Firat university Medical Faculty, Turkey
Title: Is VCUG really necessary for children older than two years with recurrent urinary tract infection?
Biography:
Fikri Selcuk Simsek is currently working at the Nuclear Medicine department of Firat University Medical Faculty, Turkey. He has many publications in reputed international journals and is an eminent researcher, representing his institution in many international conferences as well.
fselcuksimsek@gmail.com
Purpose: VUR incidence is around 1.0% in general population, but it occurs as high as 25.0-50.0% among children with UTI. Presence of VUR and UTI together is considered a very important risk factor in development of renal scar. After the first UTI urinary system imaging generally not recommended. If patients are of age between 2-24 months with recurrent UTI, guidelines suggests VCUG. For children >24 months with recurrent UTI, a large number of clinical and biochemical parameters evaluated for VCUG. However this modality could cause high gonadal radiation exposure, increased infection risk, in addition to higher costs and increased morbidity. Our aim is to investigate, is there any chance to discriminate High Grade VUR from others via 99mTc-DMSA scintigraphy in children >24 months with recurrent UTI.

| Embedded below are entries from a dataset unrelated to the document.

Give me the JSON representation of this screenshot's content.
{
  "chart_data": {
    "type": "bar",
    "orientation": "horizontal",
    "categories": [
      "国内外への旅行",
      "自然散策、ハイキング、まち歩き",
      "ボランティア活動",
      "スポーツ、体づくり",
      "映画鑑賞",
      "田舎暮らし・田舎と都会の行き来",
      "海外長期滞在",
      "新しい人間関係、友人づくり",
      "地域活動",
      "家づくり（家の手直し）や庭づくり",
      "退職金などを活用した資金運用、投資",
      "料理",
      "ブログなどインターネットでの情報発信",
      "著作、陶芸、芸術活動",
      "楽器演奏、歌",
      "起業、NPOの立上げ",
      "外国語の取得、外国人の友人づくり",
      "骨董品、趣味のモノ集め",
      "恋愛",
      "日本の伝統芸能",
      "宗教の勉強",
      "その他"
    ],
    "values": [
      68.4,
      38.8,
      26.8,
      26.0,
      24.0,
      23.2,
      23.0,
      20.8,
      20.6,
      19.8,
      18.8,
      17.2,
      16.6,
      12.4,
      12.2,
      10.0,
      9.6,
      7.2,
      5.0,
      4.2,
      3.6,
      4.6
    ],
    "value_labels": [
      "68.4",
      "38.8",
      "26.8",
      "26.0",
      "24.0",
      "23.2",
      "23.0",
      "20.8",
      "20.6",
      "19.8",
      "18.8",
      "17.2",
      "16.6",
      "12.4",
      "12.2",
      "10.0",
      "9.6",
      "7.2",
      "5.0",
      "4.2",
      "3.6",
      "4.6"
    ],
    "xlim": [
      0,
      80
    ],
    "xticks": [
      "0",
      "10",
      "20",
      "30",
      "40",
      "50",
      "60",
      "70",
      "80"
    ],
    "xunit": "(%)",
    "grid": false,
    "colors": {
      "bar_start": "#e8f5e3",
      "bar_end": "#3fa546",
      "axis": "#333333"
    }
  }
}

Material-Methods: Patients whom >24 months, underwent 99mTc-DMSA scintigraphy and VCUG for recurrent UTI between 2010 and 2016 were retrospectively evaluated in our database. Among them, if patients have normal scintigraphy, they included in the study. We calculated the possibility of high grade VUR in scintigraphy negative patients. VCUG accepted as gold standart for grading VUR.
Findings: There wasn’t any high grade VUR in 42/44 kidney and 20/22 patients with scintigraphy negative patients. Both children with reflux were female with six and nine years old. Both refluxes were Grade 4 and 99mTc-DMSA scintigraphy had 95.5% NPV for high grade VUR.

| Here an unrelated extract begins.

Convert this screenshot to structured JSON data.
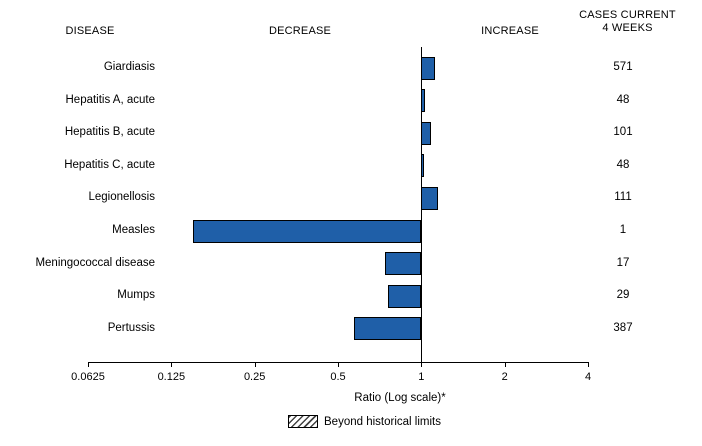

Conclusion: Tc-99mTc-DMSA scintigraphy in >24 months children with recurrent UTI has high NPV for High Grade VUR. When it is remembered that, Grade 4 VUR can be removed with appropriate treatment and follow-up without surgery, 99mTc-DMSA scintigraphy is an logical alternative for this group of patients. Thus, much lower gonadal radiation exposure, decreased infection risk, much lower costs for medicare system and decreased morbidity can be achieved.